Tenho que rever em baixa essa minha assumpção. Então após a “Quadratura do Círculo” de ontem, é mesmo obrigatório e urgente que o faça.
De muito se pode acusar este governo, nomeadamente do controlo mediático, da propaganda e do discurso autoritário-e-positivista, possível pela inexistência de oposição credível.
A discussão sobre os incêndios, no dito programa, foi de uma inacreditável demagogia e falta de rigor, como Pacheco Pereira sempre reclama, o rigor.
Então vamos lá ao rigor:
- Segundo o relatório de 5 de Setembro, da Direcção Geral dos Recursos Florestais (DGRF), entre 1 de Janeiro e 31 de Agosto deste ano, houve 18770 ocorrências (2897 incêndios e 15873 fogachos) o que correspondeu a 57994 ha de área total ardida. Este número corresponde a 19,31% da área ardida em 2005, 29,79% da média da área ardida entre 2001 e 2006 e 91,35% da menor área ardida (2001 – 63483 ha).
- Ao olharmos para o gráfico do índice de severidade, percebemos que 2006 foi semelhante a 2003.
É claro que é horrível a quantidade de área ardida, é claro que o governo não pode ficar satisfeito e deve tomar medidas para que acabe este flagelo sazonal. Mas não podemos deixar de reconhecer que as medidas implementadas foram importantes e tiveram resultados muitíssimo melhores que os obtidos de há 5 anos para cá! Foi uma vitória de todos os que combatem os incêndios e uma vitória política de António Costa e do governo.
O que não correu nada bem foi a prevenção, a limpeza das matas, por exemplo e, se calhar, deve ser aí que se devem concentrar os esforços e alterar atitudes e comportamentos, do estado e dos privados.
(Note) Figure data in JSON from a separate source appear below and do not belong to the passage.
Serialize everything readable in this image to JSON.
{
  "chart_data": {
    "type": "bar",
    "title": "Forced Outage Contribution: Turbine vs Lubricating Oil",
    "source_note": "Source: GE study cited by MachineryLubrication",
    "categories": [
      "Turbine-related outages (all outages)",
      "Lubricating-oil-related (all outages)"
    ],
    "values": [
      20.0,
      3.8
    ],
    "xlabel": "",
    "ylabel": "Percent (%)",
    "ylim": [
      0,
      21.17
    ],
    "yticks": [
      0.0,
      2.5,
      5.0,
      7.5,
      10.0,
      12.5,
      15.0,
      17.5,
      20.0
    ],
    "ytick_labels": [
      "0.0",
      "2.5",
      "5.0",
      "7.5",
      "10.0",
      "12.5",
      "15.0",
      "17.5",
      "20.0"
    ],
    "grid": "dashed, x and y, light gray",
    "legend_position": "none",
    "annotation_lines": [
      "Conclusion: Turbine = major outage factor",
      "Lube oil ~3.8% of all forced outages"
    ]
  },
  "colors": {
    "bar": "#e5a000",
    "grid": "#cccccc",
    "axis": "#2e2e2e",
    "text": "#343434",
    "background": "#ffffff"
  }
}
Ao não reconhecerem estes factos, Pacheco Pereira e Lobo Xavier demonstraram quão desesperada está a oposição. E bem à maneira de político chocarreiro, quando percebeu que era melhor largar o assunto incêndios, Pacheco Pereira atacou falando no MIT (importante, sem dúvida) e do passaporte electrónico!
Foi de tal maneira que até consegui concordar com Jorge Coelho!!